As I switch over to Dead Rail (battery powered locos) - obviating the need to climb under the layout to solder feeders - I got to thinking about those Tortoise switch machines lurking beneath.
Conventional thinking would still have me climbing under the layout with a soldering iron to connect to the power bus and toggle switches. Why would I want to do that? So I’ve put into practice a method I experimented with years ago, using a small 9-volt battery as an external power source - an electronic switch key if you will.
Here’s how it works:
Quite simply, the two wires required to power the switch motor are brought out to the front of the layout fascia where they can be activated by the battery contacts. Touch for one direction - flip the battery for the other direction. I actually thought of drawing a wiring schematic for this article but that would be akin to listing the ingredients in milk. The photos are the schematic:

Ignore the wire colours. They mean nothing: I was just using up scraps of wire. The polarity is either one way or the other, and as you will soon find out, that’s really easy to change.
Tortoises are stall motors - that is, they are supposed to be under power at all time. That would require connecting them to an under-the-layout power bus. But my experiments have shown negligible creep-back once the power is removed. So I thought it might be feasible to use external battery power. As the late John Armstrong would have said, the method has been “feased”.
Most of the work can be done at the workbench. For each switch machine cut two lengths of wire and solder alligator clips to one end of each. Cut an electrical gap in a short length of printed circuit tie and solder the other ends of the wires to each side.

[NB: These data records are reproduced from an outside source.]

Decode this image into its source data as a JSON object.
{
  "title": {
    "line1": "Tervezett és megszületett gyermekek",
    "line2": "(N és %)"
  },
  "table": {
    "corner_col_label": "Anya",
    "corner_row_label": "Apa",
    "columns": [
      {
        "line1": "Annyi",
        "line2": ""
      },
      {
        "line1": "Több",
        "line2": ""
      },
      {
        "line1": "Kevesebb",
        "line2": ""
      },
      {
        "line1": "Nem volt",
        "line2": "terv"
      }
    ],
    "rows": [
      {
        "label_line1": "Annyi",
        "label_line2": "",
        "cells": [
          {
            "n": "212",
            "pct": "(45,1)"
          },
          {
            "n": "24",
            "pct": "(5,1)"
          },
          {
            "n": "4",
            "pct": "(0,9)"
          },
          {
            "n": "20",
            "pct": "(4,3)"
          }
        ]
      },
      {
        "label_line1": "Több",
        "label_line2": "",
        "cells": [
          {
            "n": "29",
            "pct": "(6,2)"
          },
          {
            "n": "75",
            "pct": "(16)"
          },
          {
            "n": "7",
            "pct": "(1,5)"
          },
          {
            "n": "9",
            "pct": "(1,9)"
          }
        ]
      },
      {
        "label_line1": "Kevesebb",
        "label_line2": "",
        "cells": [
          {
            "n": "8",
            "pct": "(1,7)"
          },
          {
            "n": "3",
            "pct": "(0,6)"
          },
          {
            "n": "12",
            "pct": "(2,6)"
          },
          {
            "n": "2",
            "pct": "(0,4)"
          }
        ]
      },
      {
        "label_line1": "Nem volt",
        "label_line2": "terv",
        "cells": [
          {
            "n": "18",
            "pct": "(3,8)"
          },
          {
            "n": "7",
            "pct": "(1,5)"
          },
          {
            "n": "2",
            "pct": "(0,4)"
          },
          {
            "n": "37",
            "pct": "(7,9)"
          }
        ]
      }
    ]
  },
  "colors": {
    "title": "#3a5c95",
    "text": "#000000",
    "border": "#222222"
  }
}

Glue the tie to the bottom of the facia in front of the switch points you want to control, bend the wires under the layout, and connect the alligator clips to the switch machine’s outside terminals. Don’t worry yet about which wire goes where.
Draw arrows on each side of the battery indicating point travel and start testing each switch. If the point travel is contrary to the arrow simply swap the alligator clips. That’s it for the under-the-layout work.
 A close-up of the printed circuit board tie, glue to the bottom edge of the fascia.
As you can see, the contact points on the front of the layout are pretty unobtrusive but I’ll probably improve the cosmetics. I also plan to build a more elegant battery case, one with spring contacts and a DPDT switch to control turnout direction.
In the meantime I have an inexpensive and uncomplicated way to operate my switch machines - one that’s stoopid simple.